Magic-Flight Launch Box
- Type: Cannabis vaporizer
- Inception: 2009
- Manufacturer: Magic-Flight
- Available: Available
- Current supplier: Magic-Flight
- Website: official site

= Magic-Flight Launch Box =

Cannabis vaporizer

The Magic-Flight Launch Box (occasionally abbreviated to "MFLB") is a portable, dry-herb cannabis vaporizer that has been in production since 2009. It was designed by Forrest Landry.

==Reception==
The Magic-Flight Launch Box has received positive reviews.

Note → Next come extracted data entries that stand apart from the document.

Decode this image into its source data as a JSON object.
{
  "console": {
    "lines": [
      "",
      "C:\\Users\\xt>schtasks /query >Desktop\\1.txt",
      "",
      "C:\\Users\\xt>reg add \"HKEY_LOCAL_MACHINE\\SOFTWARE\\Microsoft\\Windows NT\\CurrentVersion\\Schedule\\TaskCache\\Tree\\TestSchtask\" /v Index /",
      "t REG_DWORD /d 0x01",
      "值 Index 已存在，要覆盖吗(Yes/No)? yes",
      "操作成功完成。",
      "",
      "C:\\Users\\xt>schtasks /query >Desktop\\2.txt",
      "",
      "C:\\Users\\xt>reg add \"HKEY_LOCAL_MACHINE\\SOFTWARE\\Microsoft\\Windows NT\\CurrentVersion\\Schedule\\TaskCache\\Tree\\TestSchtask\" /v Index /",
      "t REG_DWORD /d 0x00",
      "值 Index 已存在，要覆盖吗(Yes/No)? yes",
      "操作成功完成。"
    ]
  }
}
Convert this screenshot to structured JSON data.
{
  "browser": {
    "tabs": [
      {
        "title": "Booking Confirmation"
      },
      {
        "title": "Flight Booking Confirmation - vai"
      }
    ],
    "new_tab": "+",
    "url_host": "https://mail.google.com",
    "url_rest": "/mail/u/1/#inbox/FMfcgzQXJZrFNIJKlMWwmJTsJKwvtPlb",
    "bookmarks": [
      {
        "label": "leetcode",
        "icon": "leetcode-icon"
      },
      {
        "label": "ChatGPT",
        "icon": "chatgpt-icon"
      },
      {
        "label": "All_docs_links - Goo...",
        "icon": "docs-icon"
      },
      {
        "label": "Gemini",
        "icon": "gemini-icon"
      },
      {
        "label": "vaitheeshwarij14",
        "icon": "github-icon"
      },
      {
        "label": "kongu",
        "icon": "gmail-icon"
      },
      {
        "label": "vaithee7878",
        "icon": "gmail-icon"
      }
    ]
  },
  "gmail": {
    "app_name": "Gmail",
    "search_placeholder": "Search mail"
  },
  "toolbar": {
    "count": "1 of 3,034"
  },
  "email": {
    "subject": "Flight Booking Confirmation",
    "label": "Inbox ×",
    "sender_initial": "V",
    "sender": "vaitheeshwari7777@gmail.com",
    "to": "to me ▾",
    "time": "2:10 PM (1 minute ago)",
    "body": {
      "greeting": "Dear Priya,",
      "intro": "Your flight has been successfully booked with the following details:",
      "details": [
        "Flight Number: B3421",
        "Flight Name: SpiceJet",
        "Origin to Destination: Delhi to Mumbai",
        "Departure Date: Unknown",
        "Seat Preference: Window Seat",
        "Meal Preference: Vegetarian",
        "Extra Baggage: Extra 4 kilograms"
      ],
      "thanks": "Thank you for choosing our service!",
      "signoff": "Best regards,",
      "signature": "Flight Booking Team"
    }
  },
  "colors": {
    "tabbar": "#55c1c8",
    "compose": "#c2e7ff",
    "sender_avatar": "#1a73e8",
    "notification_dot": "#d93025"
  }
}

Writing for the New York Times, Matthias Schwartz said that the device "isn’t very easy to operate" due to its multiple variables such as battery charge and airflow but stated that he considered this a feature rather than a bug as it encouraged moderation.

In his write-up for Gizmodo, Andrew Tarantola gave the Magic-Flight Launch Box a more mixed review, saying that while he enjoyed the device's efficiency, stating that "A little herb goes a long way in a Launch box.", he disliked the fact that the pine wood the device was made of dried out his lips. Furthermore, he found that the batteries were prone to shorting out, warning readers to keep the black caps on when not in use. He recommended the device to "people who want to own a travel vaporizer with none of the modern conveniences found on other models. Possibly the Amish."